Hanthorn noted that since the mid to late 1990s, copious rice production from China and India substantially influenced the market.
But more recently, those two nations' export production has dramatically subsided, “dropping by the wayside.”
“The situation overseas right now is very robust with respect to promoting U.S. exports, if and when we get prices here in the United States down to where we can compete with other countries,” he said.
Informa studies the rice market, placing far-range projections up to 18 months.
Historically, he said, domestic cash prices for rice typically trade for $1.60 to $1.70 above the world price.

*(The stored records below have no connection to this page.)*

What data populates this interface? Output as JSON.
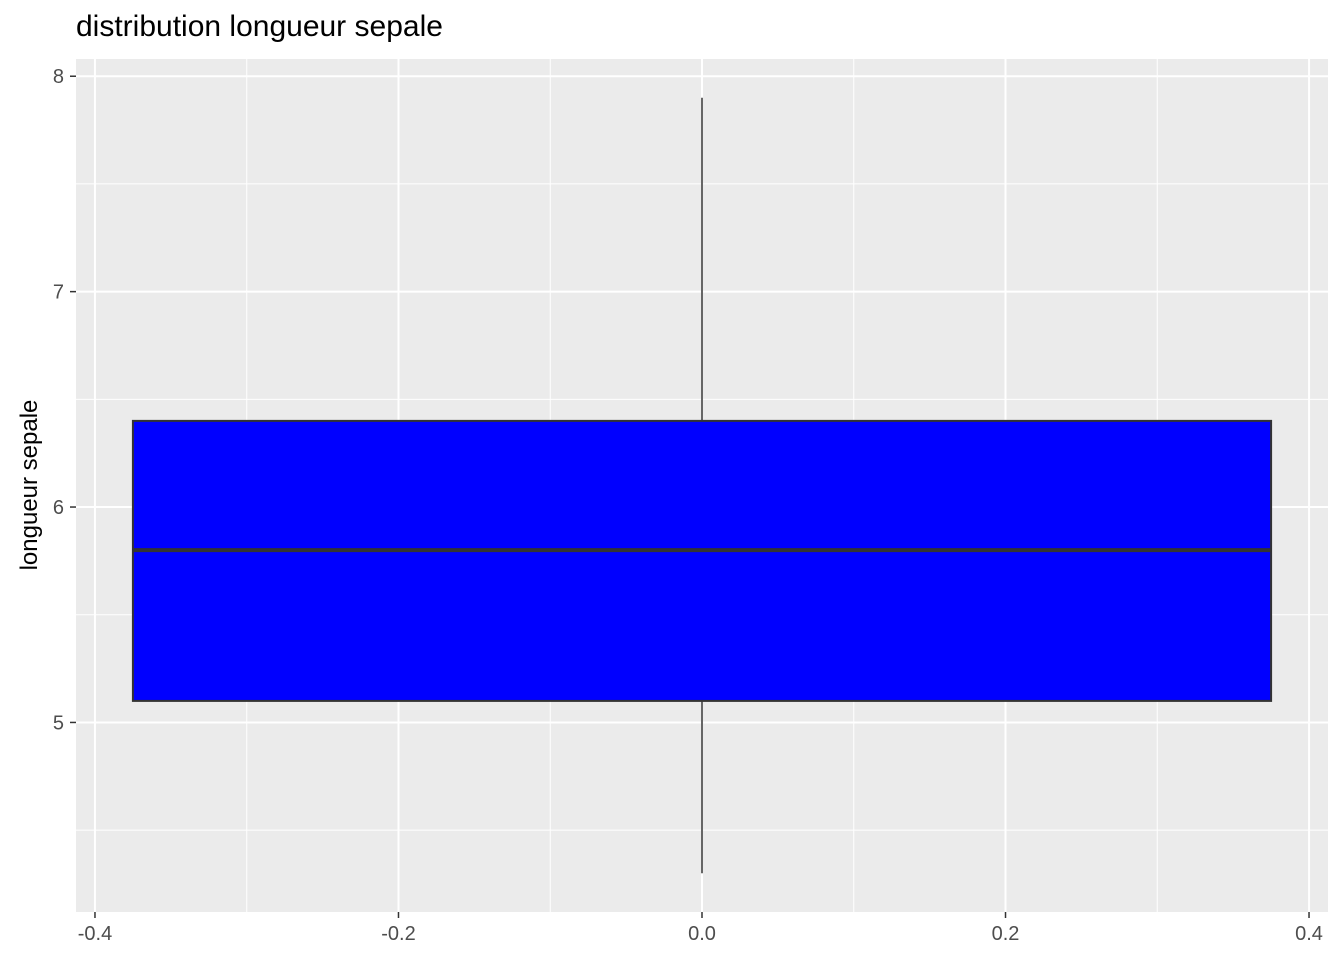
{
  "chart_data": {
    "type": "boxplot",
    "title": "distribution longueur sepale",
    "xlabel": "",
    "ylabel": "longueur sepale",
    "xlim": [
      -0.4125,
      0.4125
    ],
    "ylim": [
      4.12,
      8.08
    ],
    "x_ticks": [
      -0.4,
      -0.2,
      0.0,
      0.2,
      0.4
    ],
    "x_tick_labels": [
      "-0.4",
      "-0.2",
      "0.0",
      "0.2",
      "0.4"
    ],
    "y_ticks": [
      5,
      6,
      7,
      8
    ],
    "y_tick_labels": [
      "5",
      "6",
      "7",
      "8"
    ],
    "box": {
      "x_center": 0.0,
      "x_from": -0.375,
      "x_to": 0.375,
      "whisker_low": 4.3,
      "q1": 5.1,
      "median": 5.8,
      "q3": 6.4,
      "whisker_high": 7.9
    },
    "grid": true,
    "legend": "none",
    "colors": {
      "panel_background": "#ebebeb",
      "grid": "#ffffff",
      "box_fill": "#0000ff",
      "box_outline": "#333333",
      "tick_text": "#4d4d4d",
      "tick_mark": "#333333"
    }
  }
}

Hanthorn said since the mid-1980s, however, there have been five or six transitional, fluxing segments recorded, whereas U.S. rice export levels have gone from being in a non-competitive period to one that is competitive. In each case, it was the U.S. price that fell to meet the global price.
He presented comparison study data, between the United States and Thailand over the past few weeks, suggesting such a transition could happen again in the near future.
While that would be welcome news to rice producers — helping to move ample rice supply — it would not come without a sacrifice: lower selling prices.
But, if the world price level remains at its current level, which all signs, he said, indicate will happen, that would cause U.S. prices to fall to a level that would return future demand.
Presently, the world price remains steady at about $6 per hundredweight, he said, and analysts predict that price level to hold steady for at least the next year.
“We still have a lot of rice in the hands of producers and farmers from the sharp drop in prices from last year, and that is an ominous sign as we move forward.”
Projections, he said, place next season's production projections to be slightly down from this year's record crop number and a slightly larger carryout number, based on current price levels.
Hanthorn said opening up new export markets, such as Iraq one day, and expanding business in traditional markets such as Latin America would provide domestic growers an economic lift.
“For next year, the key task for this market is to make sure we get down to world levels and stay there for a sustained period,” he said.